カネテツデリカフーズ株式会社では、新入社員の育成に対して先輩社員の仕事を見て覚える社内風土でした。
現場で見て覚える教育方法を採用している会社は多くあります。
しかし、カネテツデリカフーズ株式会社では、忙しそうな先輩に遠慮して新入社員が相談しづらい、先輩社員は全新入社員に向けてノウハウを説明するスキルを身につける機会が少なくなった、という課題がありました。
入社3年以内の離職率が50%である現状を打開するために、今までの風土を改めて生まれたのがマンツーマン制度と呼ばれる新入社員指導員制度です。
マンツーマン制度では、ひとりの新入社員にひとりの先輩社員がつき徹底して教育を行います。
月ごとの達成目標を振り返ることで新入社員は成長を実感しやすく、先輩社員も教育能力が向上しました。
その結果、離職率も10%前後まで減少しています。
カネテツデリカフーズ株式会社の事例では、離職率の低下とともに新入社員の早期戦力化、若手の指導能力向上という目的を共有することでマンツーマン制度の導入に成功しています。
新しい制度は組織全体のコミュニケーション活発化にもつながり、組織のブラッシュアップにも貢献しています。
まとめ
人材採用は売り手市場にシフトしていて、中小企業にとっては人材確保や人材育成が難しい局面を迎えています。

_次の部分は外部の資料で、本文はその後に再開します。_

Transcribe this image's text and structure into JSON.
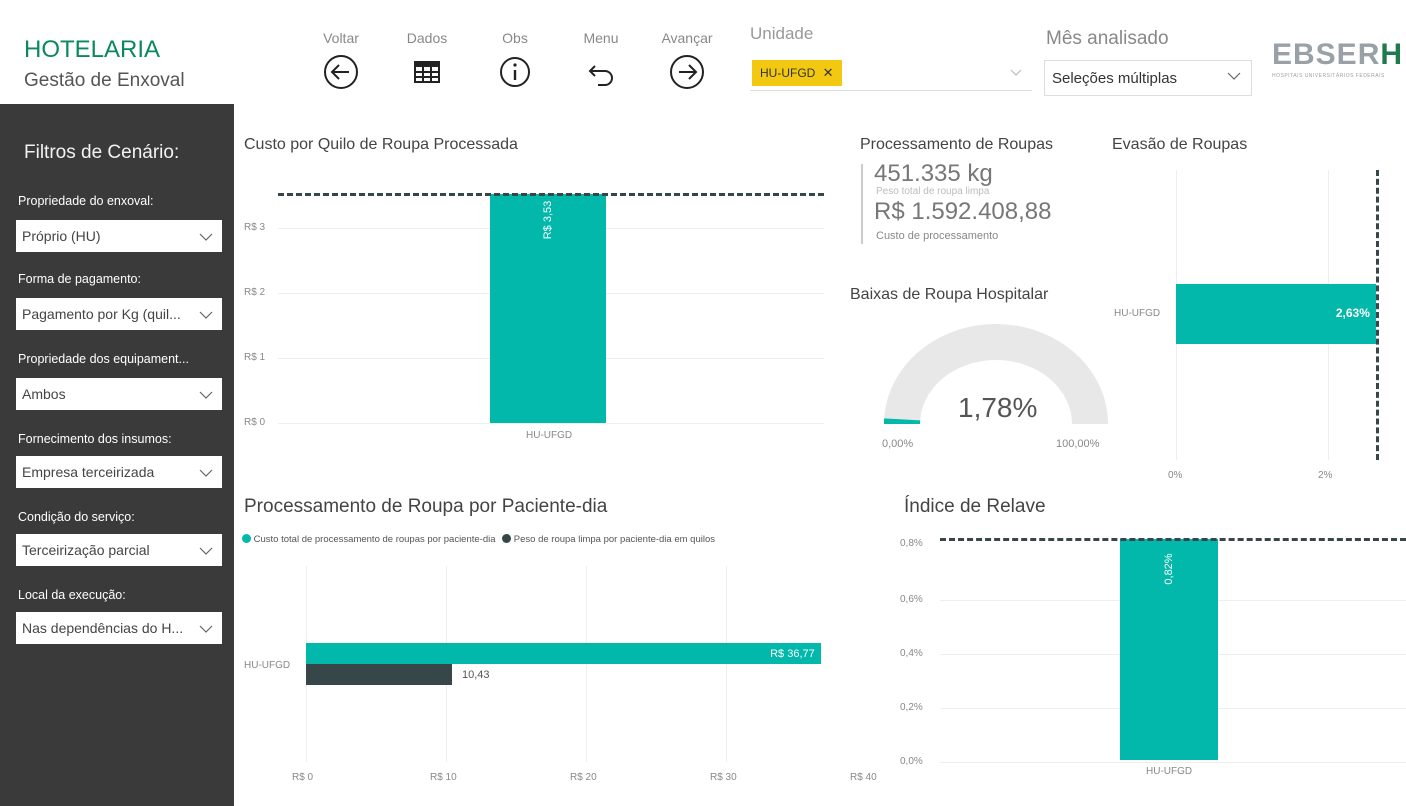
{
  "header": {
    "title": "HOTELARIA",
    "subtitle": "Gestão de Enxoval",
    "nav": {
      "voltar": "Voltar",
      "dados": "Dados",
      "obs": "Obs",
      "menu": "Menu",
      "avancar": "Avançar"
    },
    "unidade_label": "Unidade",
    "unidade_selected": "HU-UFGD",
    "mes_label": "Mês analisado",
    "mes_value": "Seleções múltiplas",
    "logo_text_a": "EBSER",
    "logo_text_b": "H",
    "logo_sub": "HOSPITAIS UNIVERSITÁRIOS FEDERAIS",
    "colors": {
      "accent": "#0a8a5c",
      "chip": "#f2c811",
      "teal": "#01b8aa",
      "dark": "#374649",
      "sidebar": "#3a3a3a"
    }
  },
  "sidebar": {
    "title": "Filtros de Cenário:",
    "filters": [
      {
        "label": "Propriedade do enxoval:",
        "value": "Próprio (HU)"
      },
      {
        "label": "Forma de pagamento:",
        "value": "Pagamento por Kg (quil..."
      },
      {
        "label": "Propriedade dos equipament...",
        "value": "Ambos"
      },
      {
        "label": "Fornecimento dos insumos:",
        "value": "Empresa terceirizada"
      },
      {
        "label": "Condição do serviço:",
        "value": "Terceirização parcial"
      },
      {
        "label": "Local da execução:",
        "value": "Nas dependências do H..."
      }
    ]
  },
  "cards": {
    "processamento_title": "Processamento de Roupas",
    "peso_value": "451.335 kg",
    "peso_label": "Peso total de roupa limpa",
    "custo_value": "R$ 1.592.408,88",
    "custo_label": "Custo de processamento",
    "gauge_title": "Baixas de Roupa Hospitalar",
    "gauge_value_label": "1,78%",
    "gauge_value": 1.78,
    "gauge_min": "0,00%",
    "gauge_max": "100,00%"
  },
  "chart_data": [
    {
      "type": "bar",
      "title": "Custo por Quilo de Roupa Processada",
      "categories": [
        "HU-UFGD"
      ],
      "values": [
        3.53
      ],
      "data_labels": [
        "R$ 3,53"
      ],
      "yticks": [
        "R$ 3",
        "R$ 2",
        "R$ 1",
        "R$ 0"
      ],
      "ylim": [
        0,
        3.8
      ],
      "reference_line": 3.53
    },
    {
      "type": "bar",
      "orientation": "horizontal",
      "title": "Evasão de Roupas",
      "categories": [
        "HU-UFGD"
      ],
      "values": [
        2.63
      ],
      "data_labels": [
        "2,63%"
      ],
      "xticks": [
        "0%",
        "2%"
      ],
      "xlim": [
        0,
        2.7
      ],
      "reference_line": 2.63
    },
    {
      "type": "bar",
      "orientation": "horizontal",
      "title": "Processamento de Roupa por Paciente-dia",
      "categories": [
        "HU-UFGD"
      ],
      "series": [
        {
          "name": "Custo total de processamento de roupas por paciente-dia",
          "values": [
            36.77
          ],
          "label": "R$ 36,77",
          "color": "#01b8aa"
        },
        {
          "name": "Peso de roupa limpa por paciente-dia em quilos",
          "values": [
            10.43
          ],
          "label": "10,43",
          "color": "#374649"
        }
      ],
      "xticks": [
        "R$ 0",
        "R$ 10",
        "R$ 20",
        "R$ 30",
        "R$ 40"
      ],
      "xlim": [
        0,
        40
      ],
      "legend": "top"
    },
    {
      "type": "bar",
      "title": "Índice de Relave",
      "categories": [
        "HU-UFGD"
      ],
      "values": [
        0.82
      ],
      "data_labels": [
        "0,82%"
      ],
      "yticks": [
        "0,8%",
        "0,6%",
        "0,4%",
        "0,2%",
        "0,0%"
      ],
      "ylim": [
        0,
        0.82
      ],
      "reference_line": 0.82
    }
  ]
}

社員がどのような問題を抱えることが多いのか、それに対してどのような施策を打つことができるのかを考えることが、離職対策の初めの一歩です。
ただし、離職しそうな社員がいるからと短期的な対策を打つのは得策ではありません。
長期的な視線も持って、離職対策として継続できる施策を選び取っていくようにしてください。